Achieving Chartered status during maternity leave was just one among many impressive achievements for Karen Godfrey – safety, health and environment manager at Morgan Sindall Construction (Yorkshire and North East).
A passionate advocate for raising female representation in her profession and industry – she’s an IOSH mentor and a member of the Women in Health and Safety Group – Karen’s CV includes some impressive achievements. Not only did she gain IOSH Chartered status while on maternity leave with her first child in 2012, but in 2018 she was named Best Woman in Health and Safety at the Women in Construction and Engineering Awards, a pivotal moment for her professionally and personally.
‘I was completely shocked when I won,’ she recalls. ‘It was a complete game changer for me, a real watershed. In my opinion, women often aren’t good at shouting about what they’ve done, but pulling together the submission for the award made me realise that actually I’d achieved a lot. I’m now much more likely to put myself forward and try things I’m uncertain about.’
It’s this confidence that Karen hopes to nurture in women entering the profession, alongside her belief that health and safety professionals should be strategic enablers, working within senior management teams rather than alongside them.
Behavioural safety is becoming more important: people are more tuned into the importance of communication
It was a module on the Health and Safety at Work Act in Karen’s master’s degree in management and business law that sparked her interest in health and safety. She wrote her dissertation on corporate killing legislation – specifically its effects on the construction and rail industries – which helped secure her first job: a graduate health and safety role at Balfour Beatty Rail. She has since worked for a number of tier 1 contractors, including Mansell Construction Services, as a safety, health environment and quality (SHEQ) adviser, manager and auditor.
‘The first project I worked on was Heathrow Terminal 5, so I couldn’t have asked for a better start!’ she says. ‘But with a project so large, you couldn’t see the real impact you were having. I moved to the rail industry, but it is so highly regulated that I didn’t feel I could influence things as much as I wanted, so I moved back into construction. It was a risk, but it worked out really well.’
Gaining experience in SHEQ across national and regional projects has been important in building a career, she says, adding that the skills OSH professionals develop are easily transferable to a variety of roles and disciplines.
‘This is why the IOSH competency framework is a breath of fresh air. It’s rounded: it talks about wider skills on a strategic level, because as safety and health professionals we should be strategic.’
Communication, communication, communication
While Karen’s career path may be a less well-trodden one for women, she has had ‘no negative experiences or discrimination whatsoever’ in a male-dominated environment.
‘I’ve never had a problem getting my voice heard. The key thing is how you communicate with people. As long as you’re speaking on the same level as the person in front of you, there isn’t a problem. Possibly I’ve been lucky, but you have to be a certain sort of character to want to work in construction. It’s not for everyone, female or male.’
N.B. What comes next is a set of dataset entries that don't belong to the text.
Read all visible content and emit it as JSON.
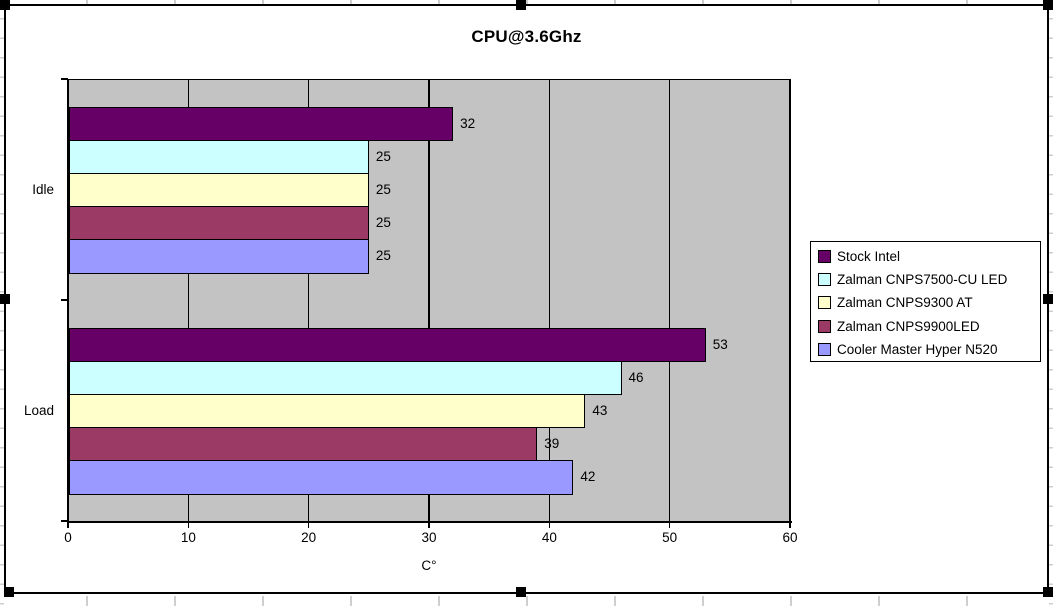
{
  "window": {
    "description_label": "Excel-style embedded bar chart, selected (sizing handles visible)"
  },
  "chart_data": {
    "type": "bar",
    "orientation": "horizontal",
    "title": "CPU@3.6Ghz",
    "xlabel": "C°",
    "categories": [
      "Idle",
      "Load"
    ],
    "series": [
      {
        "name": "Stock Intel",
        "color": "#660066",
        "values": [
          32,
          53
        ]
      },
      {
        "name": "Zalman CNPS7500-CU LED",
        "color": "#CCFFFF",
        "values": [
          25,
          46
        ]
      },
      {
        "name": "Zalman CNPS9300 AT",
        "color": "#FFFFCC",
        "values": [
          25,
          43
        ]
      },
      {
        "name": "Zalman CNPS9900LED",
        "color": "#9C3A66",
        "values": [
          25,
          39
        ]
      },
      {
        "name": "Cooler Master Hyper N520",
        "color": "#9999FF",
        "values": [
          25,
          42
        ]
      }
    ],
    "xlim": [
      0,
      60
    ],
    "x_ticks": [
      0,
      10,
      20,
      30,
      40,
      50,
      60
    ],
    "grid": true,
    "data_labels": true,
    "legend_position": "right",
    "plot_background": "#C3C3C3",
    "chart_background": "#FFFFFF",
    "bar_border_color": "#000000",
    "gridline_color": "#000000",
    "selection_handle_color": "#000000"
  }
}
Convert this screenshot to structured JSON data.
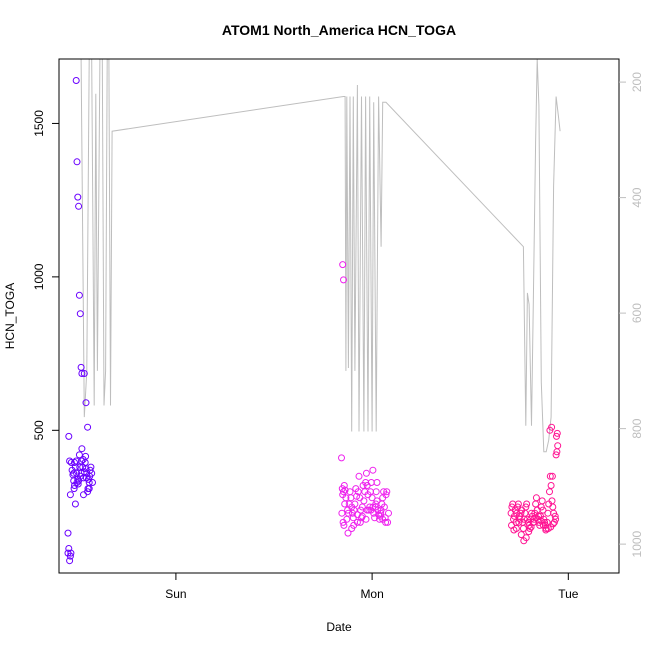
{
  "chart_data": {
    "type": "scatter",
    "title": "ATOM1 North_America HCN_TOGA",
    "xlabel": "Date",
    "ylabel": "HCN_TOGA",
    "x_ticks": [
      "Sun",
      "Mon",
      "Tue"
    ],
    "y_ticks": [
      500,
      1000,
      1500
    ],
    "y_right_ticks": [
      200,
      400,
      600,
      800,
      1000
    ],
    "xlim_hours": [
      -14.3,
      54.2
    ],
    "ylim": [
      35,
      1710
    ],
    "y_right_lim": [
      1050,
      160
    ],
    "colors": {
      "day1": "#6a00ff",
      "day2": "#ee22ee",
      "day3": "#ff1493",
      "line": "#bebebe",
      "axis": "#000000",
      "axis_right": "#bebebe"
    },
    "line_series_right_axis": {
      "hour": [
        -12.0,
        -11.6,
        -11.2,
        -10.9,
        -10.6,
        -10.3,
        -10.0,
        -9.8,
        -9.6,
        -9.3,
        -9.0,
        -8.8,
        -8.6,
        -8.4,
        -8.2,
        -8.0,
        -7.8,
        20.5,
        20.7,
        20.8,
        20.9,
        21.1,
        21.3,
        21.5,
        21.7,
        21.9,
        22.2,
        22.4,
        22.7,
        23.0,
        23.2,
        23.5,
        23.7,
        24.0,
        24.2,
        24.5,
        24.8,
        25.1,
        25.3,
        25.7,
        42.5,
        42.8,
        43.0,
        43.2,
        43.5,
        43.7,
        44.0,
        44.2,
        44.4,
        44.7,
        45.0,
        45.3,
        45.6,
        45.9,
        46.2,
        46.5,
        46.8,
        47.0
      ],
      "value": [
        160,
        160,
        780,
        700,
        160,
        160,
        760,
        220,
        700,
        160,
        160,
        760,
        700,
        160,
        160,
        760,
        285,
        225,
        225,
        700,
        225,
        695,
        225,
        805,
        225,
        700,
        205,
        805,
        225,
        805,
        225,
        805,
        225,
        805,
        235,
        805,
        225,
        485,
        235,
        235,
        485,
        795,
        565,
        585,
        795,
        595,
        305,
        160,
        240,
        720,
        840,
        840,
        820,
        780,
        380,
        225,
        260,
        285
      ]
    },
    "scatter_series": [
      {
        "hour": [
          -13.2,
          -13.1,
          -13.0,
          -12.9,
          -12.85,
          -12.8,
          -12.7,
          -12.6,
          -12.5,
          -12.45,
          -12.4,
          -12.3,
          -12.2,
          -12.15,
          -12.1,
          -12.0,
          -11.95,
          -11.9,
          -11.8,
          -11.75,
          -11.7,
          -11.6,
          -11.55,
          -11.5,
          -11.4,
          -11.35,
          -11.3,
          -11.2,
          -11.1,
          -11.05,
          -11.0,
          -10.95,
          -10.9,
          -10.8,
          -10.75,
          -10.7,
          -10.6,
          -10.55,
          -10.5,
          -10.4,
          -10.3,
          -10.2,
          -13.2,
          -13.1,
          -13.0,
          -12.4,
          -12.3,
          -12.2,
          -12.1,
          -12.0,
          -11.9,
          -11.8,
          -11.7,
          -11.6,
          -11.5,
          -11.2,
          -11.0,
          -12.9,
          -12.5,
          -11.3,
          -10.8,
          -10.6
        ],
        "value": [
          100,
          115,
          75,
          90,
          100,
          395,
          370,
          355,
          335,
          310,
          320,
          380,
          400,
          360,
          330,
          340,
          325,
          335,
          420,
          380,
          350,
          360,
          400,
          440,
          380,
          405,
          345,
          365,
          395,
          415,
          375,
          345,
          360,
          300,
          310,
          340,
          330,
          350,
          370,
          380,
          360,
          330,
          165,
          480,
          400,
          395,
          260,
          1640,
          1375,
          1260,
          1230,
          940,
          880,
          705,
          685,
          685,
          590,
          290,
          360,
          290,
          510,
          310
        ]
      },
      {
        "hour": [
          20.3,
          20.4,
          20.5,
          20.6,
          20.7,
          20.8,
          20.9,
          21.0,
          21.1,
          21.2,
          21.3,
          21.4,
          21.5,
          21.6,
          21.7,
          21.8,
          21.9,
          22.0,
          22.1,
          22.2,
          22.3,
          22.4,
          22.5,
          22.6,
          22.7,
          22.8,
          22.9,
          23.0,
          23.1,
          23.2,
          23.3,
          23.4,
          23.5,
          23.6,
          23.7,
          23.8,
          23.9,
          24.0,
          24.1,
          24.2,
          24.3,
          24.4,
          24.5,
          24.6,
          24.7,
          24.8,
          24.9,
          25.0,
          25.1,
          25.2,
          25.3,
          25.4,
          25.5,
          25.6,
          25.7,
          25.8,
          26.0,
          20.35,
          20.45,
          21.5,
          22.2,
          22.8,
          23.4,
          24.1,
          24.6,
          25.3,
          25.9,
          20.55,
          21.05,
          21.75,
          22.55,
          23.25,
          23.85,
          24.45,
          25.05,
          25.65,
          20.25,
          20.65,
          20.4,
          20.5
        ],
        "value": [
          230,
          290,
          300,
          320,
          305,
          280,
          210,
          240,
          230,
          260,
          300,
          280,
          250,
          230,
          215,
          240,
          260,
          310,
          285,
          225,
          300,
          350,
          280,
          240,
          215,
          250,
          320,
          270,
          300,
          330,
          360,
          320,
          290,
          240,
          250,
          300,
          330,
          280,
          250,
          230,
          215,
          250,
          300,
          270,
          240,
          225,
          210,
          220,
          240,
          260,
          280,
          300,
          250,
          215,
          290,
          300,
          230,
          310,
          200,
          180,
          200,
          220,
          240,
          370,
          330,
          210,
          200,
          190,
          165,
          190,
          200,
          210,
          240,
          260,
          230,
          200,
          410,
          260,
          1040,
          990
        ]
      },
      {
        "hour": [
          41.0,
          41.1,
          41.2,
          41.3,
          41.4,
          41.5,
          41.6,
          41.7,
          41.8,
          41.9,
          42.0,
          42.1,
          42.2,
          42.3,
          42.4,
          42.5,
          42.6,
          42.7,
          42.8,
          42.9,
          43.0,
          43.1,
          43.2,
          43.3,
          43.4,
          43.5,
          43.6,
          43.7,
          43.8,
          43.9,
          44.0,
          44.1,
          44.2,
          44.3,
          44.4,
          44.5,
          44.6,
          44.7,
          44.8,
          44.9,
          45.0,
          45.1,
          45.2,
          45.3,
          45.4,
          45.5,
          45.6,
          45.7,
          45.8,
          45.9,
          46.0,
          46.1,
          46.2,
          46.3,
          46.4,
          41.05,
          41.35,
          41.65,
          41.95,
          42.25,
          42.55,
          42.85,
          43.15,
          43.45,
          43.75,
          44.05,
          44.35,
          44.65,
          44.95,
          45.25,
          45.55,
          45.85,
          46.15,
          46.45,
          46.5,
          46.6,
          46.7,
          46.55,
          46.65,
          45.75,
          45.95,
          46.05
        ],
        "value": [
          230,
          250,
          260,
          210,
          220,
          240,
          200,
          230,
          250,
          260,
          220,
          210,
          230,
          240,
          200,
          180,
          210,
          230,
          250,
          260,
          210,
          200,
          190,
          180,
          210,
          230,
          220,
          200,
          210,
          230,
          260,
          280,
          240,
          210,
          200,
          190,
          220,
          250,
          270,
          240,
          210,
          200,
          190,
          180,
          200,
          230,
          260,
          300,
          350,
          320,
          270,
          250,
          230,
          200,
          220,
          190,
          175,
          180,
          200,
          160,
          140,
          150,
          170,
          185,
          200,
          215,
          220,
          205,
          190,
          175,
          180,
          185,
          195,
          210,
          420,
          430,
          450,
          480,
          490,
          500,
          510,
          350
        ]
      }
    ]
  }
}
Karen is keen to see more women joining both the OSH profession and the construction industry – and not just in the more traditional HR or admin roles. ‘What’s clear is that behavioural safety is becoming more important: people are much more tuned into the importance of communication. And construction is great for communication: I talk to different sorts of people every day.’
Karen’s tips: For gaining Chartered status
- Set yourself a deadline
- Reach out to your IOSH branch for support
- Seek the help of a mentor, through IOSH or colleagues
- Use IOSH resources as much as possible
- It can seem daunting but once you’ve started the process, it gets easier
- Have confidence: if you think you’re ready, you’re ready!
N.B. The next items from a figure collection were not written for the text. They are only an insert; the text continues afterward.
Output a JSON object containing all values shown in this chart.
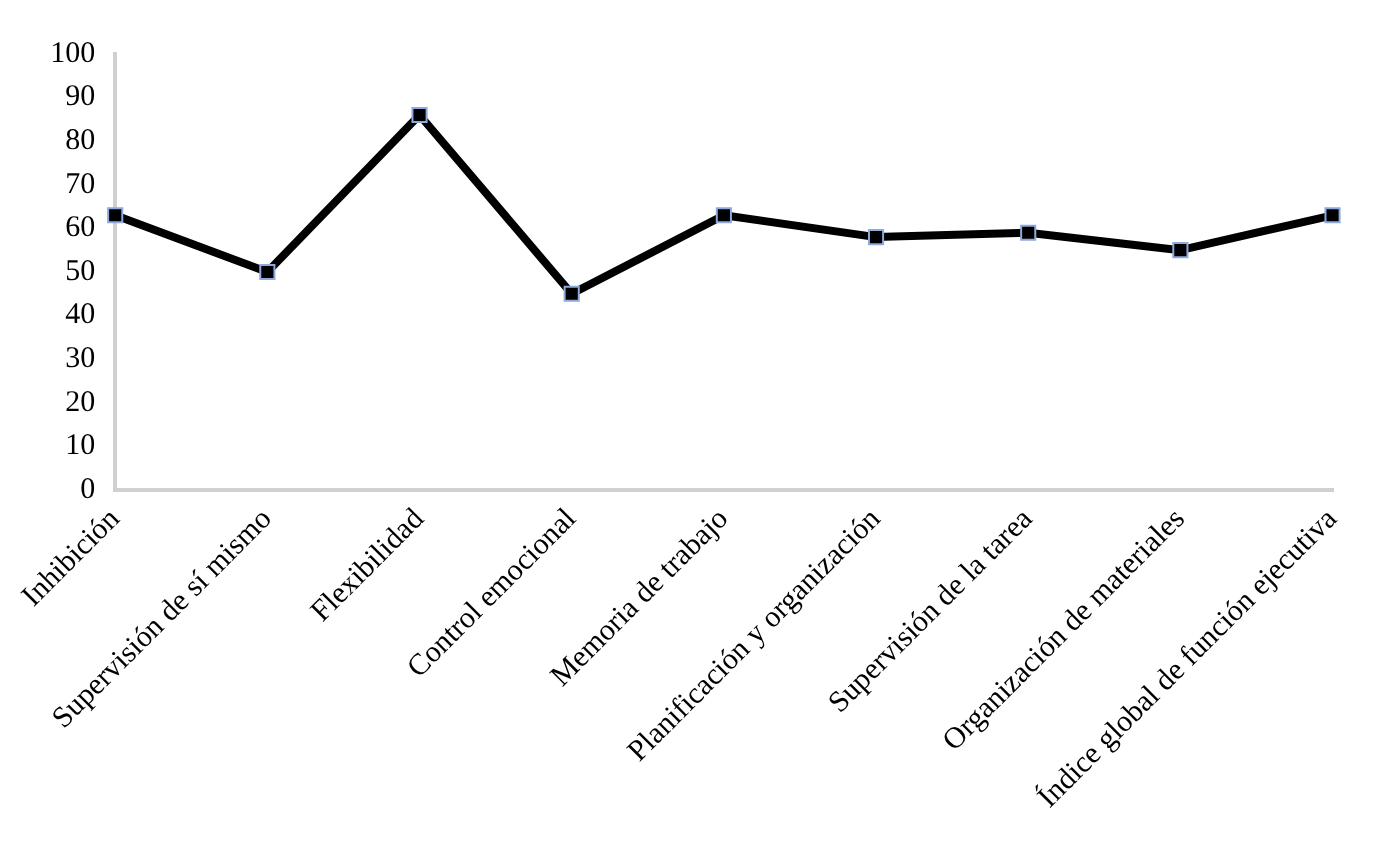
{
  "chart_data": {
    "type": "line",
    "categories": [
      "Inhibición",
      "Supervisión de sí mismo",
      "Flexibilidad",
      "Control emocional",
      "Memoria de trabajo",
      "Planificación y organización",
      "Supervisión de la tarea",
      "Organización de materiales",
      "Índice global de función ejecutiva"
    ],
    "series": [
      {
        "color": "#000000",
        "values": [
          63,
          50,
          86,
          45,
          63,
          58,
          59,
          55,
          63
        ]
      }
    ],
    "ylim": [
      0,
      100
    ],
    "yticks": [
      0,
      10,
      20,
      30,
      40,
      50,
      60,
      70,
      80,
      90,
      100
    ],
    "grid": false,
    "legend": false,
    "marker": "square",
    "line_style": "solid"
  }
}
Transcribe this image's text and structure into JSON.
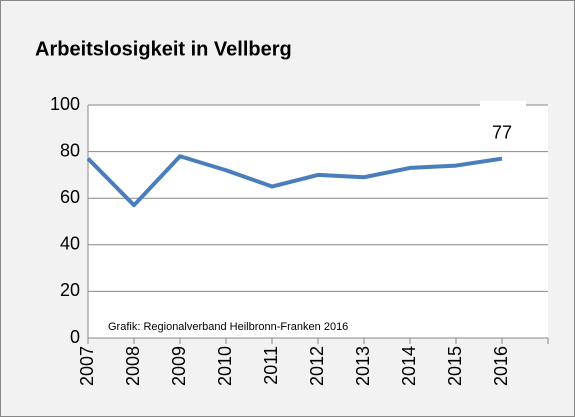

Applying for jobs: Karen’s advice for women
- Be confident in your skills
- Think about how your broad experience fits the job specification: you can demonstrate skills and experience in lots of different ways from work life and general life
- The technical aspects of a job are only one part of the picture: softer skills are crucial, too
- You don’t need to know everything right now – you can learn.
Women supporting women
Karen cites being named Best Woman in Health and Safety as one of her proudest achievements, not least because the nomination for the award came from an area director she worked alongside who wanted her strategic contribution to be recognised.
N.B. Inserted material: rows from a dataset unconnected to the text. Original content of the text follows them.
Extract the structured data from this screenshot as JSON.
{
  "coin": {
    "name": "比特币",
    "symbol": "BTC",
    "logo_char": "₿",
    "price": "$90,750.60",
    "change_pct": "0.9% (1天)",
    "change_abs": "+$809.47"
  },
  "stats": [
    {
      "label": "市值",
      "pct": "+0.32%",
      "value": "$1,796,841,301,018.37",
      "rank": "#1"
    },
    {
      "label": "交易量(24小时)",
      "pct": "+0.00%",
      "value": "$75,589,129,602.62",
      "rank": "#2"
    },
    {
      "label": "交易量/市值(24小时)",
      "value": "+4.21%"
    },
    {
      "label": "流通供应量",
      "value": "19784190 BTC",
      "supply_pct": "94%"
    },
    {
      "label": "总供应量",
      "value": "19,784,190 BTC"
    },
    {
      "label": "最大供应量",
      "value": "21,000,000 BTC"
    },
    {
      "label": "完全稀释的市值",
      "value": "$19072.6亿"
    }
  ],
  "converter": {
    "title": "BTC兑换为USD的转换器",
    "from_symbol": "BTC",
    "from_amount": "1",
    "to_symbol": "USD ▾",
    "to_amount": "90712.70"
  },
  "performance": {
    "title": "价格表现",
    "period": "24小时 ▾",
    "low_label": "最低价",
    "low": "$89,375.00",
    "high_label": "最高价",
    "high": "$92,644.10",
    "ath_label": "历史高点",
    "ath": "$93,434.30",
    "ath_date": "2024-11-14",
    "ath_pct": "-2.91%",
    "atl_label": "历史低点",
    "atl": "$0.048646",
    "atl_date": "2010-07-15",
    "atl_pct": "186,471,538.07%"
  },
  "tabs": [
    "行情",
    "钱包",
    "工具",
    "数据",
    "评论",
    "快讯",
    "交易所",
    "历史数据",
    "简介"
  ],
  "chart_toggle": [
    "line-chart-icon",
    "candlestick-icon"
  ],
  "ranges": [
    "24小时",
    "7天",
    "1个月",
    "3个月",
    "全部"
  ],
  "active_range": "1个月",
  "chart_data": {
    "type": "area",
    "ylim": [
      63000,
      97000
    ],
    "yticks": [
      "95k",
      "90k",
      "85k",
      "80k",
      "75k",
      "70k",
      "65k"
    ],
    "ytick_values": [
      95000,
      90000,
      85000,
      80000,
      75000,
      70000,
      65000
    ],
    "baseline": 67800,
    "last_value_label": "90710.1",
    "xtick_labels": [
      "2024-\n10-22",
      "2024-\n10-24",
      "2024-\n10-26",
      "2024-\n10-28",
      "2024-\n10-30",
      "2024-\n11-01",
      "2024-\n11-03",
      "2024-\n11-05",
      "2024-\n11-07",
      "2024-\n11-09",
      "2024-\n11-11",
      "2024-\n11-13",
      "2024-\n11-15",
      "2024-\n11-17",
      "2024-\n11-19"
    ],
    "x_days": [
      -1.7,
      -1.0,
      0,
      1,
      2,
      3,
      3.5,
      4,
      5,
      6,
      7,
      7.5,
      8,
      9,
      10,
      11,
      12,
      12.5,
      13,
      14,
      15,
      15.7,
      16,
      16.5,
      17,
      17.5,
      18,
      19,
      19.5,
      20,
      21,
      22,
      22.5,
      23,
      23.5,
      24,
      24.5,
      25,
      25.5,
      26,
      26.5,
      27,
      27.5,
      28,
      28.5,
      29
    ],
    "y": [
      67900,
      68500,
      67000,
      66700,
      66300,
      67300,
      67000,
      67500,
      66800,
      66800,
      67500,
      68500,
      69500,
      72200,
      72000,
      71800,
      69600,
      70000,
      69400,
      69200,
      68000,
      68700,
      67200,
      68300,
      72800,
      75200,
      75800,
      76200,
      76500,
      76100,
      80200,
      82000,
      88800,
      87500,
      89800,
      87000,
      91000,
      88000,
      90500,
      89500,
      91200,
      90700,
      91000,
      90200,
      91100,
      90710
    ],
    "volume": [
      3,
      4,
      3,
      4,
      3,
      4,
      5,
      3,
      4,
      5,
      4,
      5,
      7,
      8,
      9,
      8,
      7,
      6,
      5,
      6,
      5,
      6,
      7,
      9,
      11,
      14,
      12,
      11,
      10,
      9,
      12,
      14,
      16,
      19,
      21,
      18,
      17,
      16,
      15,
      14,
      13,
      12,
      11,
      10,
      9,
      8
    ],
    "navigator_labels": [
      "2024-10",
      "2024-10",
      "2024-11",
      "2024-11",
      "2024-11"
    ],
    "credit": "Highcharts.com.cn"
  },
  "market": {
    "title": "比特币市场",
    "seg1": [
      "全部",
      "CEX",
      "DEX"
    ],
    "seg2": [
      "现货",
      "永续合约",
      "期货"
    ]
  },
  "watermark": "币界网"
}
Another significant achievement was returning to work after the birth of her first child with Chartered status under her belt. ‘On reflection, it was really important to me to go back to work with Chartered status. I was quite anxious to come back full-time – but having Chartered status gave me confidence and showed commitment.’
Karen is now working towards IOSH Fellowship. As with her Chartered status, she has put a deadline on it – something she recommends others do: ‘Make someone hold you to account for it! In my case, I’m being supported by the Women in Health and Safety CFIOSH support group, set up by Lindsay Sedwards.’
In future, Karen is keen to promote mental health and wellbeing in construction – she is about to deliver her first training course as a qualified mental health first aid instructor – and to continue to champion women in health and safety and in construction. Balancing the needs of three children and a full-time career is the ‘greatest challenge’, she says, but the key is ‘being present in the moment, resisting guilt about what you’re not doing, and being kind to yourself.’